Y1/6Yb5/6TaO4/8YSZ composite ceramics with enhanced mechanical and thermal properties

Abstract

AbstractCeramic thermal barrier coatings (TBCs) with high toughness and low thermal conductivity are important for developing aero engines with high thrust‐to‐weight ratio and thermal efficiency. In this work, the properties of tantalate Y1/6Yb5/6TaO4 (YYT) were optimized by introducing 8 wt.% yttria‐stabilized zirconia (8YSZ), synthesized using spark plasma sintering, as a second‐phase ceramic. The highest toughness (3.57 MPa m1/2) of the YYT/8YSZ composite ceramics was due to multiple toughening mechanisms.

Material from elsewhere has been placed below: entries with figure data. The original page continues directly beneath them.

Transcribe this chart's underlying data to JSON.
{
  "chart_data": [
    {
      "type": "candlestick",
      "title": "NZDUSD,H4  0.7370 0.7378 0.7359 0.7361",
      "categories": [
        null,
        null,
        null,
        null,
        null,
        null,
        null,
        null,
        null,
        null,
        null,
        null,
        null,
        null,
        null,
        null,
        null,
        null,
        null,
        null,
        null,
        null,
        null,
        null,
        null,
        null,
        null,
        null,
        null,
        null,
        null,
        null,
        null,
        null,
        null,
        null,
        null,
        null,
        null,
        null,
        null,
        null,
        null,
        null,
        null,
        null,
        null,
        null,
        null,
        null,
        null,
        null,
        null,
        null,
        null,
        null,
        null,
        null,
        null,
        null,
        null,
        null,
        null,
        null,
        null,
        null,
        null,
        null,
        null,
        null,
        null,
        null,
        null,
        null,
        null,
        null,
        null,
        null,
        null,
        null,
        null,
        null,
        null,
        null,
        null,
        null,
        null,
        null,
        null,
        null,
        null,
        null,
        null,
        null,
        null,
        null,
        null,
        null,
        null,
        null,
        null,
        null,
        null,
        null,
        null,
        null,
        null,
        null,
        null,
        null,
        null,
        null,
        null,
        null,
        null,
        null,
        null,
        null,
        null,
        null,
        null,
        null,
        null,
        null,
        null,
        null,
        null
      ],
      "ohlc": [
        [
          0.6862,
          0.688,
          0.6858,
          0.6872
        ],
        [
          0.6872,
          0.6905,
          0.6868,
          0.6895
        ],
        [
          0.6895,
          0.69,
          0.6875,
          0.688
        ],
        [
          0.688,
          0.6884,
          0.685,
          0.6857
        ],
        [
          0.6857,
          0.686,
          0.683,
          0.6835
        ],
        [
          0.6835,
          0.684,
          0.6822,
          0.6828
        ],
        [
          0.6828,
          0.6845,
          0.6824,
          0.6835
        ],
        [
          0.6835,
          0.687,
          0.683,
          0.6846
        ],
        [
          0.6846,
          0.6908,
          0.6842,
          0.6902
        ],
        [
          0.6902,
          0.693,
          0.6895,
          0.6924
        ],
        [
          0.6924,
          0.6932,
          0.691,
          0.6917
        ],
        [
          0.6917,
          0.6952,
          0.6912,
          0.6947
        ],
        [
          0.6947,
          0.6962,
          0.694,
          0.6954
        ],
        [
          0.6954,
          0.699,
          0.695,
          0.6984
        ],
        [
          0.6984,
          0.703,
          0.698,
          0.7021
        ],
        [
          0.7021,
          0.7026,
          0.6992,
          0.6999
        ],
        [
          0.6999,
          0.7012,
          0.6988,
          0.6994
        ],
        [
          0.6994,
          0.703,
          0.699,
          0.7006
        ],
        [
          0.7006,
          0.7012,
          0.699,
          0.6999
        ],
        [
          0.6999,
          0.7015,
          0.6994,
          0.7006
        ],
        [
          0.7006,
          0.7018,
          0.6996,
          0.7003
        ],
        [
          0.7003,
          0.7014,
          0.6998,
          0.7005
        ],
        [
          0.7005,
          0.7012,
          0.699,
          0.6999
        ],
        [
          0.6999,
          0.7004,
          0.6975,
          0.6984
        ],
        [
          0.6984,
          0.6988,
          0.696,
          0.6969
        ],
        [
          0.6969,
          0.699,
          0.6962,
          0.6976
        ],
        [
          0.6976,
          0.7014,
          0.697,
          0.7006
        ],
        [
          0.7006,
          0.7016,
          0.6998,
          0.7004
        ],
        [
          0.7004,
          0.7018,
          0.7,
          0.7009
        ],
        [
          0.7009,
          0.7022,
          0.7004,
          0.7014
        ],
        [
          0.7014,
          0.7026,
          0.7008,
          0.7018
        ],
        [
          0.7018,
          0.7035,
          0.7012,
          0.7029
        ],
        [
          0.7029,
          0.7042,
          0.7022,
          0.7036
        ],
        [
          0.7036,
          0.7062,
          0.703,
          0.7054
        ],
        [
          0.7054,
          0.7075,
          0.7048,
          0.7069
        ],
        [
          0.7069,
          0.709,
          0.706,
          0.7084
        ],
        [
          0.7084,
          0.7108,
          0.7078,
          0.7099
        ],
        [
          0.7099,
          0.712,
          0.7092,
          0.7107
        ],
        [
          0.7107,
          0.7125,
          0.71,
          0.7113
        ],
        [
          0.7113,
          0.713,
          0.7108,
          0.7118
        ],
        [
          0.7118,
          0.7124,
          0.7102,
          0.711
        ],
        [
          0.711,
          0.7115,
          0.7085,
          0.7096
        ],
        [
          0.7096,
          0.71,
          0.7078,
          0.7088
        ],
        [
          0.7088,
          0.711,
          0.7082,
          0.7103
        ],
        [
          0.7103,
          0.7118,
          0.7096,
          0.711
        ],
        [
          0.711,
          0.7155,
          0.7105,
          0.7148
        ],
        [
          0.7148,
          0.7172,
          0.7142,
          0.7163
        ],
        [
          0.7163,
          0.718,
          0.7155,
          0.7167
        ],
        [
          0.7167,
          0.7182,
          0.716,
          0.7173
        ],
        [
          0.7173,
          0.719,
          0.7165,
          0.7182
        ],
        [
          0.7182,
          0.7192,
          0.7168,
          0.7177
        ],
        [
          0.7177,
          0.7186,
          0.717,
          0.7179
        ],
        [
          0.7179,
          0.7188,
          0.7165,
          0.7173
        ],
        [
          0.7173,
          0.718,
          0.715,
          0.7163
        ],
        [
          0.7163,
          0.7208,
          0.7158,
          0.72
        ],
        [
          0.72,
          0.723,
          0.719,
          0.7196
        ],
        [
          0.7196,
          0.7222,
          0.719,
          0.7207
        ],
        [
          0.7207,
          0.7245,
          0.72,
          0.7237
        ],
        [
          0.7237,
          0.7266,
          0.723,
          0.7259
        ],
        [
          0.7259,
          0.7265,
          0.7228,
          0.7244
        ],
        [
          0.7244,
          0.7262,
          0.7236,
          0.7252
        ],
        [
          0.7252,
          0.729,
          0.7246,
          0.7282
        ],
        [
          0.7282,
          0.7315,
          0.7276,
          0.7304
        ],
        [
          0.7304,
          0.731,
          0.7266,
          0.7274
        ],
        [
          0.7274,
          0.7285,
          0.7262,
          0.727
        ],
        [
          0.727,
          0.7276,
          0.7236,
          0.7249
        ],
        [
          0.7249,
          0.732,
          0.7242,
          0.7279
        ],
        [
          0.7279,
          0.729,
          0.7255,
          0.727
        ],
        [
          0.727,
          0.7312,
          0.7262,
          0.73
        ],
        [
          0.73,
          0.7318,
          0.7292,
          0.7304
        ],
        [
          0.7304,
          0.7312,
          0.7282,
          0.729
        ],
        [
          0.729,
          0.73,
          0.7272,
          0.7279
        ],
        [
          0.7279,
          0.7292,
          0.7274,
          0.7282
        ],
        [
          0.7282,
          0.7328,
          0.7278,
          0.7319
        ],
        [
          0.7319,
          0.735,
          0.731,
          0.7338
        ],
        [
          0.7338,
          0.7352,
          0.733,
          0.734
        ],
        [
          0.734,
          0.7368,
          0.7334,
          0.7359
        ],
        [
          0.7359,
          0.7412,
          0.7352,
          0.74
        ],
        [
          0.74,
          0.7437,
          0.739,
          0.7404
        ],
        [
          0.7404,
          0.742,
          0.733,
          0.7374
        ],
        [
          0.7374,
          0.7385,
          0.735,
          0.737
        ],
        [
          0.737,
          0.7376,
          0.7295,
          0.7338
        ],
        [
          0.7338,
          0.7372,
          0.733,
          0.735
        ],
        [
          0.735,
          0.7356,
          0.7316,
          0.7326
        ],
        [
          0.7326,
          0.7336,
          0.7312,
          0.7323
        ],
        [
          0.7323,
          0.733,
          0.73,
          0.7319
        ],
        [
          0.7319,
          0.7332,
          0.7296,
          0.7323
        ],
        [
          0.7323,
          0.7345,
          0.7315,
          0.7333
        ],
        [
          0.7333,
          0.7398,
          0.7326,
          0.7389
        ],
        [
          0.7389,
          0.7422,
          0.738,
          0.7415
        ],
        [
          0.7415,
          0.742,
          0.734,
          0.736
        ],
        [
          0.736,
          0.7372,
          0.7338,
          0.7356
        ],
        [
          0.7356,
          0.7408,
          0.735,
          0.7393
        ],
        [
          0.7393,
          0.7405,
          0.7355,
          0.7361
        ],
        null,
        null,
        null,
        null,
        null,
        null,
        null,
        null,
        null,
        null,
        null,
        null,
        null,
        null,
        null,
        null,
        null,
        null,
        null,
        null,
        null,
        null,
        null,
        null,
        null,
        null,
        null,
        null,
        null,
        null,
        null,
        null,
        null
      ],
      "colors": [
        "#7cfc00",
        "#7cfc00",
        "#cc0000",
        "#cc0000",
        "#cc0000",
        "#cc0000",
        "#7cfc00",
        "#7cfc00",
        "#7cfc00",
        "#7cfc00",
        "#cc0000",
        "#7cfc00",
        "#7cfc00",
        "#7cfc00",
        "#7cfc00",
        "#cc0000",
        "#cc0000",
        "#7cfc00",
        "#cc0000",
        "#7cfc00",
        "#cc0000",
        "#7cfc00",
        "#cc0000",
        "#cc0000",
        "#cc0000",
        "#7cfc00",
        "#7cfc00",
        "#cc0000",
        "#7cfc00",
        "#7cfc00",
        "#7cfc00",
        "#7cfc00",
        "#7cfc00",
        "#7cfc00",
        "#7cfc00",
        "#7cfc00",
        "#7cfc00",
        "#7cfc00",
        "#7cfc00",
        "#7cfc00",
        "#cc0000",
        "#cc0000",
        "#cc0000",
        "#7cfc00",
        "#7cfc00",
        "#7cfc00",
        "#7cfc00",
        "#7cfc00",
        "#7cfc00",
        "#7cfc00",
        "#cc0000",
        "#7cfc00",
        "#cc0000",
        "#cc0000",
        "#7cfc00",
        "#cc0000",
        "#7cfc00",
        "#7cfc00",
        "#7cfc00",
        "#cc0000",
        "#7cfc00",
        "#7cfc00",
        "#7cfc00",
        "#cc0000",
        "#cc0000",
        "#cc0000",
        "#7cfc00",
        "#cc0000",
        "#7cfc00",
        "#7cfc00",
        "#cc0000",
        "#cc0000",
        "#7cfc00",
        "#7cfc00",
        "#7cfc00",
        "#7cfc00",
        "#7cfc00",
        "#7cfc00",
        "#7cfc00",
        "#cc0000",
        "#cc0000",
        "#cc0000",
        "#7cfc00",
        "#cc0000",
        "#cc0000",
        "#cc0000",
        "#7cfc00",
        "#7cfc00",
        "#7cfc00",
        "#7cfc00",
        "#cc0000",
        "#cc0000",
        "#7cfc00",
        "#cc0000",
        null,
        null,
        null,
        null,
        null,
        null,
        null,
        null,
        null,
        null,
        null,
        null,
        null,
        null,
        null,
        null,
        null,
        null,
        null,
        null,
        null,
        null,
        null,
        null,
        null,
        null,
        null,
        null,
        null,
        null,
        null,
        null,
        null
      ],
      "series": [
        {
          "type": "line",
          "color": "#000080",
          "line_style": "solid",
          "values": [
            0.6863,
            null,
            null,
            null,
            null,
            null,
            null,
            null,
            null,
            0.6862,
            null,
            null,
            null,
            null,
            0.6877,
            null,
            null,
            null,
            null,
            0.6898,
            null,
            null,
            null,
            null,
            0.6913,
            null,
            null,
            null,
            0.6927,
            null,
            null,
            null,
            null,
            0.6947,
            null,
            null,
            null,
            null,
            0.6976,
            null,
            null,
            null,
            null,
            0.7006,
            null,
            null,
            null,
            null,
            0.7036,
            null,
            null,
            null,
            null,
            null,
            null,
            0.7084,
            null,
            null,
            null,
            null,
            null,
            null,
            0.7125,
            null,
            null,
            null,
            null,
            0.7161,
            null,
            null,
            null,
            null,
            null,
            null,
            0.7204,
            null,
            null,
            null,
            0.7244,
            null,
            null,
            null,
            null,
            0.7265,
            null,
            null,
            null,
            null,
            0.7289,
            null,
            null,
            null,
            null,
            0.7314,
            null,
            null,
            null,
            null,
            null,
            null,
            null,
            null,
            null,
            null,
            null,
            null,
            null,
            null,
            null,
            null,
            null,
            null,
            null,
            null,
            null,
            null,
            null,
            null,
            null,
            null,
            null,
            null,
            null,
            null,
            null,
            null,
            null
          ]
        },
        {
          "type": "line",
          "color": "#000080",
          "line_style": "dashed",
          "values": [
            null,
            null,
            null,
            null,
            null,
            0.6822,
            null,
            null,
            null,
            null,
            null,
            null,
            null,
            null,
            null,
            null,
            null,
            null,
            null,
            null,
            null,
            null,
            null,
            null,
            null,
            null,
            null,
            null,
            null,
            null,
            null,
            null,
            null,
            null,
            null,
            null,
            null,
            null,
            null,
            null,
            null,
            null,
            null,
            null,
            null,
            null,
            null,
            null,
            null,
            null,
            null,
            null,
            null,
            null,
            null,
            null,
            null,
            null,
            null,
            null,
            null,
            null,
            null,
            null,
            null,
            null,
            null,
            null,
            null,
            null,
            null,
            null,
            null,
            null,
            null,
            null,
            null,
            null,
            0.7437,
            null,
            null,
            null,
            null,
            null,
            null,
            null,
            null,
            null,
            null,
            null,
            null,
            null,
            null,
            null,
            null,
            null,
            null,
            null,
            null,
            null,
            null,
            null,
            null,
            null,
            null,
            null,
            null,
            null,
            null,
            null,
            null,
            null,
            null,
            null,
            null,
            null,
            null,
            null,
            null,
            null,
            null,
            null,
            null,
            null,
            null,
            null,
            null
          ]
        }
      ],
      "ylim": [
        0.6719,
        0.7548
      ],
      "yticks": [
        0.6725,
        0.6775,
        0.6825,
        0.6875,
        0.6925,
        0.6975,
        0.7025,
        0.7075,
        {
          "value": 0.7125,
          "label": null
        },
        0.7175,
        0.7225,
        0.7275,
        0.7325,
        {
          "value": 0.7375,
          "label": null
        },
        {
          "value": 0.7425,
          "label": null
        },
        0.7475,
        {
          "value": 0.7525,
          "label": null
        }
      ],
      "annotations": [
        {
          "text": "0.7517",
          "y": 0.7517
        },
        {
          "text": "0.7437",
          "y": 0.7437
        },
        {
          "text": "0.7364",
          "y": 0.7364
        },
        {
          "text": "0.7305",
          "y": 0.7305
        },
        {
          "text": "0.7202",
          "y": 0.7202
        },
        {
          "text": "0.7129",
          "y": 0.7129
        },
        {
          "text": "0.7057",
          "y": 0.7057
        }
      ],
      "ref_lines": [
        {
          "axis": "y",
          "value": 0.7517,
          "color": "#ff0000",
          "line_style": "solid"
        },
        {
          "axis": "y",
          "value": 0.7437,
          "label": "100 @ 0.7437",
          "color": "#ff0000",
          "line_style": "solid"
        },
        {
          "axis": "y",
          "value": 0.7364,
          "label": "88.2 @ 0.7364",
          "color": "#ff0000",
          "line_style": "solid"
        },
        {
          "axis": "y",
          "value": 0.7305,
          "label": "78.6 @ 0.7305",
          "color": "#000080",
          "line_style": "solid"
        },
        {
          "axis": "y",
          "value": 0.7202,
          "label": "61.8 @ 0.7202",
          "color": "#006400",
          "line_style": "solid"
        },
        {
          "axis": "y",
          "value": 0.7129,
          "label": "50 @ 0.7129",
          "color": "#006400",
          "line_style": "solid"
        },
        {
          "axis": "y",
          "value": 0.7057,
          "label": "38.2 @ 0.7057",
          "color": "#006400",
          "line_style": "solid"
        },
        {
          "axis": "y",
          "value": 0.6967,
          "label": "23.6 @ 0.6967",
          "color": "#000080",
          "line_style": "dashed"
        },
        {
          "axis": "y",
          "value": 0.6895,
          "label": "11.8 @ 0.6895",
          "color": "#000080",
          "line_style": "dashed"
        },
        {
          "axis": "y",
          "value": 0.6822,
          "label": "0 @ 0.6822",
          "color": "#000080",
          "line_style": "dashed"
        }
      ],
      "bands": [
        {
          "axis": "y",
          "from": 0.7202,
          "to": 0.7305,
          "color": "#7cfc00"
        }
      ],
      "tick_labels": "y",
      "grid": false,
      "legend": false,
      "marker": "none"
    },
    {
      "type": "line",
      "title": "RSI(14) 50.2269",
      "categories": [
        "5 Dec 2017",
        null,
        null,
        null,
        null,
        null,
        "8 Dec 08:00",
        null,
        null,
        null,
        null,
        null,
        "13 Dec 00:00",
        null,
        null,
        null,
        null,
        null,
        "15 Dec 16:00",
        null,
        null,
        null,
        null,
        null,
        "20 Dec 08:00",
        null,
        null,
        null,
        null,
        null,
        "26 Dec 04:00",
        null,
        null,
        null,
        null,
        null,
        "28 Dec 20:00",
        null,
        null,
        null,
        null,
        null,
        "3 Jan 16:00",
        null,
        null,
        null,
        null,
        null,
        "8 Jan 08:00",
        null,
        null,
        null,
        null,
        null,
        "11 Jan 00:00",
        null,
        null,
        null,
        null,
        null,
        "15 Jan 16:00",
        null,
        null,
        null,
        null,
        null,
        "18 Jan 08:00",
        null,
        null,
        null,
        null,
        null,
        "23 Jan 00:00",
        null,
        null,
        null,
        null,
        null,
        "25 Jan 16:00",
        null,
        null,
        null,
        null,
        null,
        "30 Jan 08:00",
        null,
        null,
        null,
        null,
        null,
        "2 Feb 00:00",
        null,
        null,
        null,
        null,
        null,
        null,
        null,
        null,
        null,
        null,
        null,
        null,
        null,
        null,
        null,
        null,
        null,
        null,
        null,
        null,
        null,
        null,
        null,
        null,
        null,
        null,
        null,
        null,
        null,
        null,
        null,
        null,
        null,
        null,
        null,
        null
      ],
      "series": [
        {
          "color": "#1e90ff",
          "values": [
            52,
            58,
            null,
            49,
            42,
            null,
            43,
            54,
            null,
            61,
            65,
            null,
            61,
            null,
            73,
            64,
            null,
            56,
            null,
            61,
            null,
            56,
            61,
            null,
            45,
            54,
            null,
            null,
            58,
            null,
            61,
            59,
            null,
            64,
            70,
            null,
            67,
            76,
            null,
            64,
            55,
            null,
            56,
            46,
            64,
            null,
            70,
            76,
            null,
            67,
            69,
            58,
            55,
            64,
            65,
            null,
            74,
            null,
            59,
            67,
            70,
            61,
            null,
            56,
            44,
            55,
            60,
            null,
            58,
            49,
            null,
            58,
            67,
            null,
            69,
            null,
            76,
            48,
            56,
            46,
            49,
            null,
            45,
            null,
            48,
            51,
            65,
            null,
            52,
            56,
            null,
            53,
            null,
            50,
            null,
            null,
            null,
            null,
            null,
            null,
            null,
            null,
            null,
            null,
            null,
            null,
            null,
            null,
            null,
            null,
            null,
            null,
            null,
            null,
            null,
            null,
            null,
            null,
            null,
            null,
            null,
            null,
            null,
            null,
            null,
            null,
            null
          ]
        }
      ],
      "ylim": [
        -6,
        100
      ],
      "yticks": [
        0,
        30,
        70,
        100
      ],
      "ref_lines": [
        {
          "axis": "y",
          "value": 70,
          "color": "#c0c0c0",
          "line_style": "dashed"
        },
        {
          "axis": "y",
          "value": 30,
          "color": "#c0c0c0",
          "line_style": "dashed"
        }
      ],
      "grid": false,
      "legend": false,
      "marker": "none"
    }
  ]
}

The underlying mechanisms of these processes were revealed based on the microstructures and residual stress of the YYT/8YSZ composite ceramics. A shift from an intergranular fracture to a transgranular fracture was caused by the difference between soft‐grain YYT and hard‐grain 8YSZ, which consumed the fracture energy. Furthermore, the formation of microcracks, crack deflection, bridging, and branching were analyzed based on the differences in Young's moduli and thermal expansion coefficients of YYT and 8YSZ. Internal defects and weak connections between the YYT and 8YSZ grains reduced the thermal conductivity of the composites until it reached its lowest value at 1.4 W m−1 K−1. The studied toughening mechanisms could be applied to various composites. Moreover, herein, we provide a new strategy to design and synthesize TBCs with enhanced performance.